O encontro foi realizado fora da agenda oficial do ministro e o preço oferecido pelos intermediários era o triplo do valor negociado pelo Butantan. Pazuello também deve ser questionado sobre o processo da compra da vacina da Covaxin. O ex-ministro prestou depoimento à Polícia Federal sobre o caso, durante o recesso. Os senadores querem saber do ex-ministro como se deu o pedido de Bolsonaro para que as denúncias fossem investigadas e se há provas de que ele foi realmente analisado.
À PF, Pazuello disse que coube ao então secretário-executivo da pasta, coronel Elcio Franco, averiguar o assunto e que nada de irregular foi constatado. Afirmou não se recordar se, após a resposta de Franco, comunicou algo ao presidente.
O recesso começou em 16 de julho, momento em que a comissão se debruçava sobre as denúncias de corrupção. A Folha de S.Paulo revelou no final de junho o teor do depoimento do servidor Luis Ricardo Miranda, que apontou sofrer uma “pressão atípica” para agilizar a liberação da importação da vacina indiana Covaxin. O contrato de R$ 1,6 bilhão foi intermediado pela Precisa.
O irmão do servidor, o deputado Luis Miranda (DEM-DF), em seguida afirmou que levou as suspeitas de irregularidades ao presidente Jair Bolsonaro, que teria respondido se tratar de um “rolo” do seu líder do governo na Câmara, Ricardo Barros (PP-PR).
Em outra frente revelada pela Folha de S.Paulo, o policial militar Luiz Paulo Dominghetti afirmou ter recebido pedido de propina de US$ 1 por dose de vacina da AstraZeneca para avançar a negociação. O autor do pedido de propina, segundo Dominghetti, foi o então diretor de logística da Saúde Roberto Ferreira Dias, exonerado no dia em que a reportagem foi publicada.

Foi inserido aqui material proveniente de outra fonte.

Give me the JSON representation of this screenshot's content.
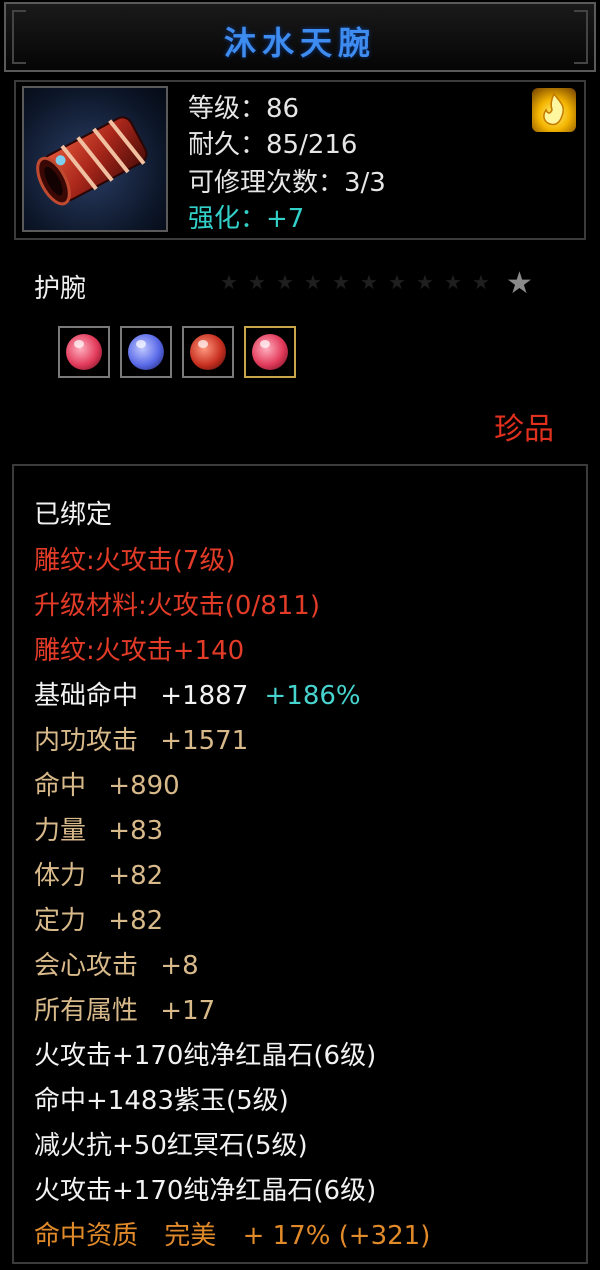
{
  "title": "沐水天腕",
  "item": {
    "icon": "bracer-icon",
    "level_line": "等级：86",
    "durability_line": "耐久：85/216",
    "repair_line": "可修理次数：3/3",
    "enhance_line": "强化：+7",
    "badge_icon": "flame-icon"
  },
  "type": "护腕",
  "stars": {
    "filled": 0,
    "total": 1,
    "icon": "star-icon"
  },
  "gems": [
    {
      "icon": "red-crystal-icon",
      "color": "#e23a5a"
    },
    {
      "icon": "purple-jade-icon",
      "color": "#5a6ae8"
    },
    {
      "icon": "red-stone-icon",
      "color": "#c83020"
    },
    {
      "icon": "red-crystal-icon",
      "color": "#e23a5a"
    }
  ],
  "rarity": "珍品",
  "attributes": {
    "bound": "已绑定",
    "engrave_1": "雕纹:火攻击(7级)",
    "upgrade_material": "升级材料:火攻击(0/811)",
    "engrave_2": "雕纹:火攻击+140",
    "base_hit": {
      "label": "基础命中",
      "value": "+1887",
      "bonus": "+186%"
    },
    "inner_attack": {
      "label": "内功攻击",
      "value": "+1571"
    },
    "hit": {
      "label": "命中",
      "value": "+890"
    },
    "strength": {
      "label": "力量",
      "value": "+83"
    },
    "stamina": {
      "label": "体力",
      "value": "+82"
    },
    "focus": {
      "label": "定力",
      "value": "+82"
    },
    "crit_attack": {
      "label": "会心攻击",
      "value": "+8"
    },
    "all_attrs": {
      "label": "所有属性",
      "value": "+17"
    },
    "gem_line_1": "火攻击+170纯净红晶石(6级)",
    "gem_line_2": "命中+1483紫玉(5级)",
    "gem_line_3": "减火抗+50红冥石(5级)",
    "gem_line_4": "火攻击+170纯净红晶石(6级)",
    "quality": {
      "label": "命中资质",
      "grade": "完美",
      "value": "+ 17% (+321)"
    }
  },
  "colors": {
    "title": "#3f8cf0",
    "red_text": "#e23b28",
    "tan_text": "#d8b98a",
    "cyan_text": "#47d4cf",
    "orange_text": "#e08a2a"
  }
}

Durante o recesso, a indiana Bharat Biotech decidiu romper sua parceria com a Precisa, após ter constatado adulteração em documentos. Na semana passada, o governo rompeu o contrato para a compra da Covaxin – que estava suspenso.
No entanto, o ministro-chefe da Controladoria-Geral da União, Wagner Rosário, nega que houve sobrepreço na negociação das vacinas.
Senadores também querem que o relator, Renan Calheiros (MDB-AL), se reúna com um grupo de juristas para ajudar a tipificar crimes identificados pela CPI. A comissão teve os trabalhos estendidos por mais 90 dias, mas a ideia é encerrá-la antes do prazo final, que termina em outubro.
A retomada do recesso também pode contar com uma articulação mais organizada dos governistas. Ciro Nogueira (PP), que assumiu a Casa Civil na semana passada, telefonou para Renan Calheiros (MDB-AL), para cumprimentá-lo.
Segundo Renan, Ciro não pediu que ele pegue leve com o governo, mas foi cortês. “Ele [o Ciro] é talentoso. Mas a chance de recuperar um governo como esse é muito difícil”, afirmou Renan.